Öyleyse gel, sen de kapatma gözlerini! Zira görecek nice ibret var. Seyrine dalıp tebessüm edilecek nice nîmet var. Diğer yandan, yorulmasın isterim, şimdi biraz dinlensin, “Kapat gözlerini, kimse görmesin!”
* * *
Gerçi, bunca zaman sonra bulmuşum, işin ne yâhû, biraz daha bak! Sevmişken biraz daha açık kalsın gözlerin. Yol göstereceğimiz çocuklarımız var. Onlara anlatılacak hikâyelerimiz ve her birinin içine işleyecek nazarlarımız var. O nazarlar ki, Rahmân’ın merhametinden birer cüz olarak, yavrularımıza cömertçe sunacağımız tebessüm yüklü bakışlardır. Onlar, bu bakışlarla huzur içinde büyüyecekler.
Daha çok işimiz var kapatma gözlerini! Bak dolunay bize gülümsüyor.
“-Üzülmeyin, uzakta da olsanız, beraberce bana bakıyorsunuz ya, bu ne güzel” diyor.

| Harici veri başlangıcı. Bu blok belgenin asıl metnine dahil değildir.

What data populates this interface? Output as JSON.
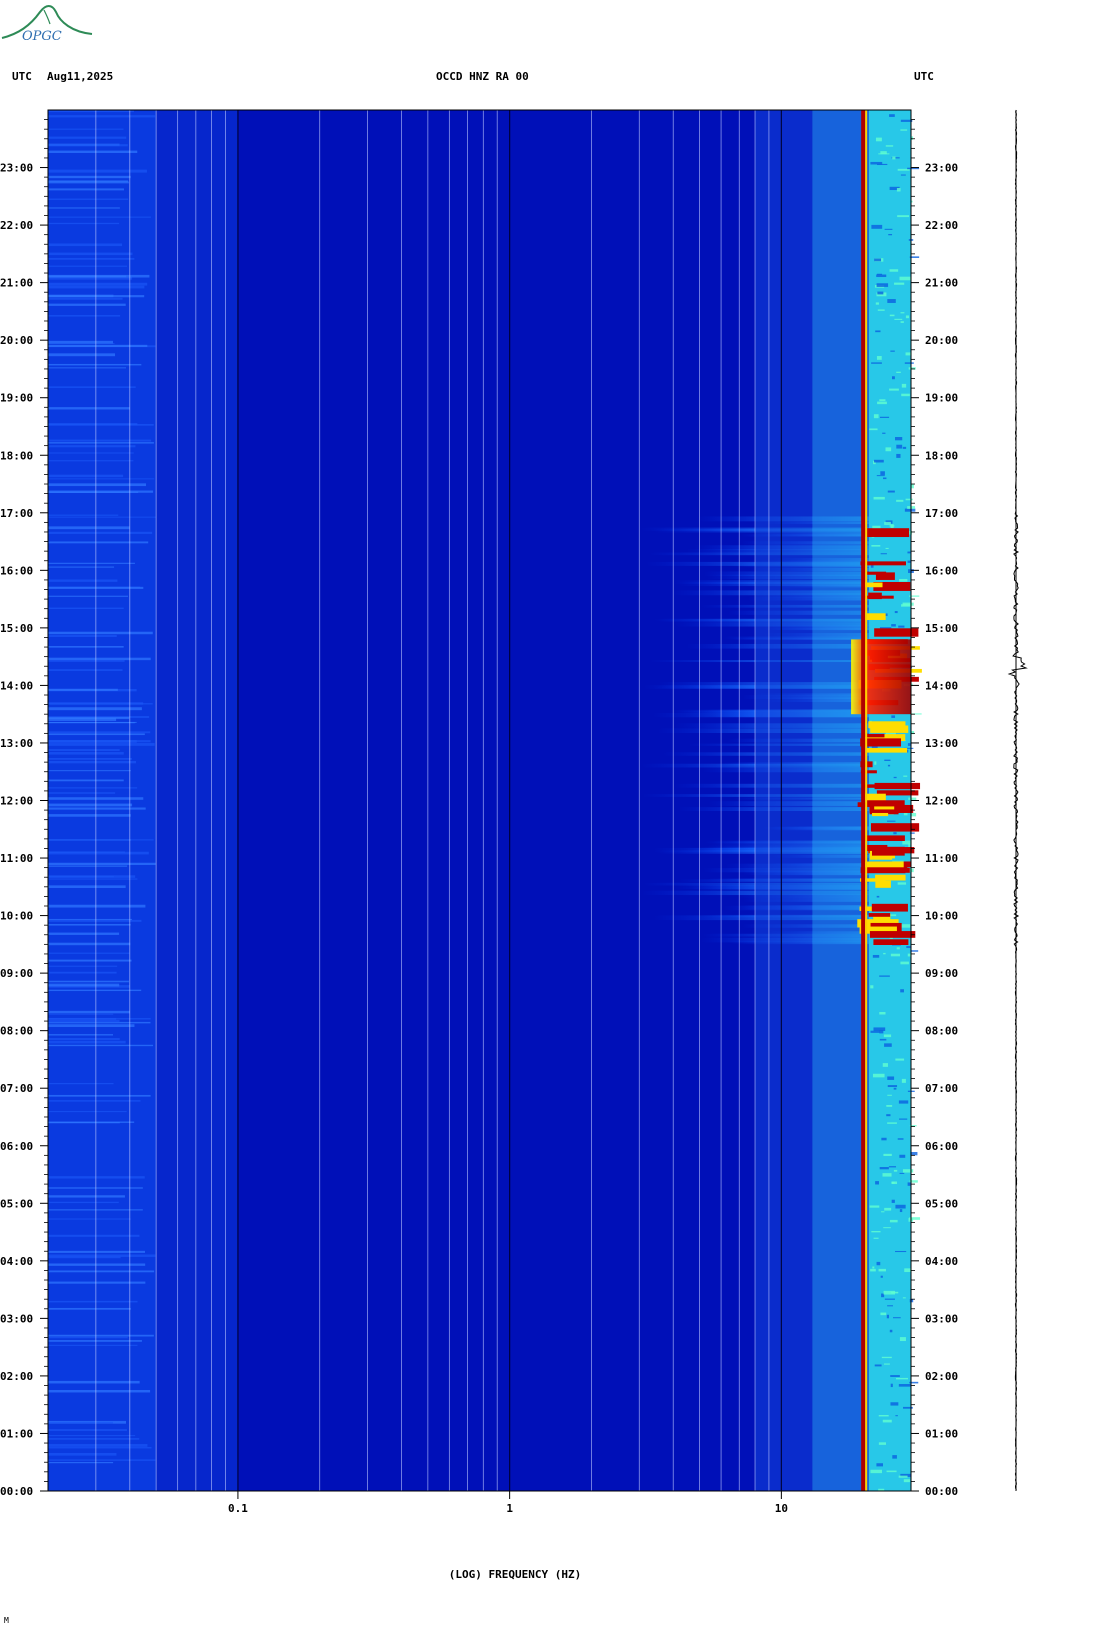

Sabretmemizi öğütlüyor. Mavi karanlıklar bir gün, elbette sıcacık ve apaydınlık günlerle yer değiştirecek.
Kapatma gözlerini! O gün geldiğinde, renk renk çiçeklerle bezeli bembeyaz bir evimiz olacak. Hayır! Ölmeden önce olacak bunlar. Burada tadacağız bu iç huzûrunu. Zaten, burada tadamazsak, acep orada yakalayabilir miyiz ki? Aslında, “âhiret” denilen yer, dünyada ektiğimiz ürünü alma yeri değil mi? O sebeple değil mi, ölmeden önce ölenlerin yaşayıp durmaları? Ölemiyorsak da, ölmüş taklidi yapacağız beraber! Düşmanlarından, ölmüş gibi yaparak kurtulan kuşlar kadar bile olamazsak, kabre nasıl sığacağız?!
Olmadan, kapatma gözlerini! Ölmeden kapatma gözlerini! Birçokları “kuş akıllı” deyip küçümsese de, sen bilirsin ki onlar tefekkür edilesi pek özel mahlûklardır. Hani, Sırat da burada ya… O, zaman zaman çok zorlayan imtihanlar Sırat’ında nasıl gittiğimiz değil mi zaten asıl mevzû da?
O hâlde, daha dur! Kapatma gözlerini! Zira yaşadığım birçok hayal kırıklığı sebebiyle, bazen hayal etmekten bile korkar oldum. Bana cesâret, bana kuvvet, bana omuz ver! Bak ki, her bir bakışına muhtacım! Diğer yandan, başkası korkarım zâyî eder, etmesin, “Kapat gözlerini, kimse görmesin!”
* * *
Aşk bitmez. Gezer, tozar, yön değiştirir, ama bitmez! Döner dolaşır, yine gönle gelir. Aşksa gelir! Dilerim aşkın Hakk’a, şefkatin de “mâşukun hürmetine bana ve bütün mahlûkâta” olsun. Beni, âşığı olduğun Allah için sev!
İstemem! Kör olma! Yanlışa düşersem, kapatma gözlerini!.. Gör ve ellerimden tutup beni doğruya götür. Gör ve yüreğimden tutup beni güvene taşı!
Gör ve göre göre sev! Rabbimin beni sevdiği gibi sev… Yani? Yani kusur ve günâhlarımı affetmeye, hayırlarımı kabûle ve her hâlükârda yanımda olmaya azmede ede sev. Zayıflığımı kuvvetinle telâfi ede ede sev!
Duâlarında yakar ki, bu can, sana daha fazla hasret çekmesin. Bilirim, şimdi sen duâ ederken gözlerin dolar, temelli güzelleşirsin. Allah kem gözden korusun, nazardan esirgesin, “Kapat gözlerini kapat! Kapat kimse görmesin!”